# mlops-zoomcamp 01-intro

In [1]:
import pandas as pd

In [2]:
from sklearn.feature_extraction import DictVectorizer
from sklearn.linear_model import LinearRegression
from sklearn.metrics import root_mean_squared_error

In [3]:
def read_trip_data(month: str, converters: dict) -> pd.DataFrame:
    data_url = f"https://d37ci6vzurychx.cloudfront.net/trip-data/yellow_tripdata_2023-{month}.parquet"
    df = pd.read_parquet(data_url).astype(converters)       
    return df

In [4]:
MINUTE_IN_SEC = 60

def compute_duration(df: pd.DataFrame) -> pd.DataFrame:
    df['duration'] = (df['tpep_dropoff_datetime'] - df['tpep_pickup_datetime'])
    df['duration'] = df['duration'].dt.total_seconds().div(MINUTE_IN_SEC)
    return df

In [5]:
MIN_DURATION_MIN = 1
MAX_DURATION_MIN = 60

def drop_outlayers(df: pd.DataFrame) -> pd.DataFrame:
    return df.loc[(df['duration'] >= MIN_DURATION_MIN) & (df['duration'] <= MAX_DURATION_MIN)]

In [6]:
def preprocess(df: pd.DataFrame, verbose=False):
    df = compute_duration(df)
    
    if verbose:
        print(f"Q2 - The standard deviation of the trips duration is {df['duration'].std():.2f} .")

    before_drop = len(df)
    df = drop_outlayers(df)
    after_drop = len(df)
    
    if verbose:
        print(f"Q3 - {((after_drop / before_drop) * 100):.2f} % of the records left after droping the outliers.")

    return df

In [7]:
target_column = 'duration'
feature_columns = ['PULocationID',	'DOLocationID']
feature_columns_converter = {column: str for column in feature_columns}

In [8]:
df_january_raw = read_trip_data(month="01", converters=feature_columns_converter)
df_february_raw = read_trip_data(month="02", converters=feature_columns_converter)
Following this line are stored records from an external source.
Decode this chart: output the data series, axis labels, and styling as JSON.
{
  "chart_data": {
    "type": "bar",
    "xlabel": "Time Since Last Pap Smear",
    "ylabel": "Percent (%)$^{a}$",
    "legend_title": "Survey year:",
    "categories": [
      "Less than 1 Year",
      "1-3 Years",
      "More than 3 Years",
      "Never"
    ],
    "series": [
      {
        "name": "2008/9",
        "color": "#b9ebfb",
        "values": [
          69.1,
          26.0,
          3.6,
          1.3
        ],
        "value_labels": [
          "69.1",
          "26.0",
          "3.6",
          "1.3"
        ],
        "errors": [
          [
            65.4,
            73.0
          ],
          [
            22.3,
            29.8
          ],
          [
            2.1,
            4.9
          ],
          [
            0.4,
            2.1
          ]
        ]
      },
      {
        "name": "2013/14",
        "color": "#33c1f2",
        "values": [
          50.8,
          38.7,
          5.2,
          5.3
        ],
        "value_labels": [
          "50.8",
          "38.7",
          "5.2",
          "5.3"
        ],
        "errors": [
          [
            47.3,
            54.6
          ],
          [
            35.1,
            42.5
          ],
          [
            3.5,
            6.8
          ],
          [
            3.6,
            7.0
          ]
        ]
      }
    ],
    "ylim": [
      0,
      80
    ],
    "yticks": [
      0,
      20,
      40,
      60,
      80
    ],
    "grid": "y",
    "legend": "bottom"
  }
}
print(f"Q1 - There are {len(df_january_raw.columns)} columns for January data.")

Q1 - There are 19 columns for January data.


In [9]:
df_train = preprocess(df_january_raw, verbose=True)
df_val = preprocess(df_february_raw, verbose=False)

Q2 - The standard deviation of the trips duration is 42.59 .
Q3 - 98.12 % of the records left after droping the outliers.


In [10]:
dv = DictVectorizer()

# train
train_dicts = df_train[feature_columns].to_dict(orient='records')
X_train = dv.fit_transform(train_dicts)
y_train = df_train[target_column].values

print(f"Q4 - The dimensionality of this matrix is {X_train.shape} with {X_train.shape[1]} number of columns.")

# validation
val_dicts = df_val[feature_columns].to_dict(orient='records')
X_val = dv.transform(val_dicts)
y_val = df_val[target_column].values

Q4 - The dimensionality of this matrix is (3009173, 515) with 515 number of columns.


In [11]:
lr = LinearRegression()

# train
lr.fit(X_train, y_train)
y_train_pred = lr.predict(X_train)

rmse_train = root_mean_squared_error(y_train, y_train_pred)
print(f"Q5 - The RMSE of a training set: {rmse_train:.5f}.")


# validation
y_val_pred = lr.predict(X_val)

rmse_val = root_mean_squared_error(y_val, y_val_pred)
print(f"Q6 - The RMSE of a validation set: {rmse_val:.5f}.")

Q5 - The RMSE of a training set: 7.64926.
Q6 - The RMSE of a validation set: 7.81182.